Some vehicles have become quite alien to us.
Not because they're particularly interesting or innovative, but because they've become quite rare.
As time marches on, it slowly takes the vehicles we love from us and gradually drives a wedge between the people that made the cars originally and those who now own them.
This may seem inconsequential, but if everyone involved in making a car is gone, you better hope a certain amount of information has stayed behind—schematics, tools, parts, body moulds, etc.
Otherwise, if you don't know how to fix something it doesn't get fixed. If a part breaks and there are no replacements…
I admire those who keep the information on a vehicle alive. It may not keep their cars running, but it's an essential component to owning a rare car, like the Meadows Friskysport.
The idea for the Frisky car line was simple: small, economical, mass-produced car for "everyman"—not unlike what former Formula 1 and McLaren F1 designer Gordon Murray is doing with his new "iStream" production line and range of vehicle concepts.
These ideas of an everyman car infiltrated the employees at Meadows, then a supplier of engines and components. A few members of the Meadows staff had come from other small British automakers and were eager to get started on this car for the masses.
Their first design, a small microcar with gullwing doors called The Bug, was being developed to debut at the 1957 Geneva Motor Show in March but after adding up the bills it was clear that the Michelotti-designed and Vignale-made car would be too expensive to sell for their quoted "under £400" price—about £10,000 today.

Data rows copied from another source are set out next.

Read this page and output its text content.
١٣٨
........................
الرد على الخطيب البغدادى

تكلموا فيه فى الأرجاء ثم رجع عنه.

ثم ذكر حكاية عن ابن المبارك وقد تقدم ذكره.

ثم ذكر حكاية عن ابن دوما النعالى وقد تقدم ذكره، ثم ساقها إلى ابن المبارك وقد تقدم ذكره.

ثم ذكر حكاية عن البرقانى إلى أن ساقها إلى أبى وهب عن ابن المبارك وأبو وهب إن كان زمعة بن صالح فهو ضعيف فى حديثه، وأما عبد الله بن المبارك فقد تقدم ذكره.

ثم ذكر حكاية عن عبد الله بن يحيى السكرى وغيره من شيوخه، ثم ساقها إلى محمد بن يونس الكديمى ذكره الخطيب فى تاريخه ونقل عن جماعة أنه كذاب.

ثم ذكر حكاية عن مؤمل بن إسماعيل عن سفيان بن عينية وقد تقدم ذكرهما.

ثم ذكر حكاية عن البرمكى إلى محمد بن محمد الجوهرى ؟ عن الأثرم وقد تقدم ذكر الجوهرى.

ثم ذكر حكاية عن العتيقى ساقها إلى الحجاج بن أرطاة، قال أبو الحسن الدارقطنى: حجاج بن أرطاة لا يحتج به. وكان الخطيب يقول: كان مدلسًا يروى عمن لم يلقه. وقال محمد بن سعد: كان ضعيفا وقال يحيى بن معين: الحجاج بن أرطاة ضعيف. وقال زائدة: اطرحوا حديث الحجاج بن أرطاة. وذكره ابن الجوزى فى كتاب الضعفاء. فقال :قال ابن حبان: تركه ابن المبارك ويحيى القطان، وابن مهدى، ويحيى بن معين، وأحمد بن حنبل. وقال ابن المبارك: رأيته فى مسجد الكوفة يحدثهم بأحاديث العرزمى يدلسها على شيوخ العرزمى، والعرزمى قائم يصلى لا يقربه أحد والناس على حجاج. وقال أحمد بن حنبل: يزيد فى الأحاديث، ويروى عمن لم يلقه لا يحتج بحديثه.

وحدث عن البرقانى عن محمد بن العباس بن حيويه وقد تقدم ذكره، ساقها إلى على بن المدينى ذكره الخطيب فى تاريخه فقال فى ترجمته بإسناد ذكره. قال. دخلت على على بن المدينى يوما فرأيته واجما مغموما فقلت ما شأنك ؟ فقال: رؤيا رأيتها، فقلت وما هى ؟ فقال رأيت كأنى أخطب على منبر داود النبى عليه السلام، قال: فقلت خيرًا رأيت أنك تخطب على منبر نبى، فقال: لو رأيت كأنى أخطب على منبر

For those of us in the new world, that's $16,800 Usd. and $18,400 here in Canada. Money didn't go very far in those days…
With The Bug too expensive, work began on a completely redesigned version, the open roof Meadows Frisky—to make its debut just seven months later at the Earls Court Motor Show in October 1957.
People loved it. With a small 324cc (19.8 cu in) Villiers engine, open roof, and cheeky styling that resembled a squished "normal" car.
After a few management shuffles and ownership changes (Meadows was dropped, the company becoming known as, simply, "Frisky"), the Frisky was on sale by 1959.
Now called FriskySport, it joined a small range of very similar cars: FriskySprint, Frisky Coupe, and Frisky Family Three (not kidding.)
You can tell an early FriskySport by its detachable rear section, and a number were exported to the United States in left hand drive—rare today and some of the most valuable of all Frisky models.
I wish that I could say it was fitted with all sorts of innovative features, but sadly I've counted only three switches, four lights, and one speedometer on its dashboard.
With its small rear-mounted engine, you may not believe that it'd hit—apparently—104 km/h (65 mph) and still manage 4.7 L/100 km (50 US mpg), though not likely at the same time.
Today, the surviving 75 or so of all Frisky models made are supported by an active group of enthusiasts determined to keep the memory of Frisky alive. There are roughly 12 FriskySports still around.
Even though the original company went through ownership changes faster than I go through socks—and the planned expansion into, of all places, Egypt, failed—it seems that history has been more kind to the FriskySport since production ended.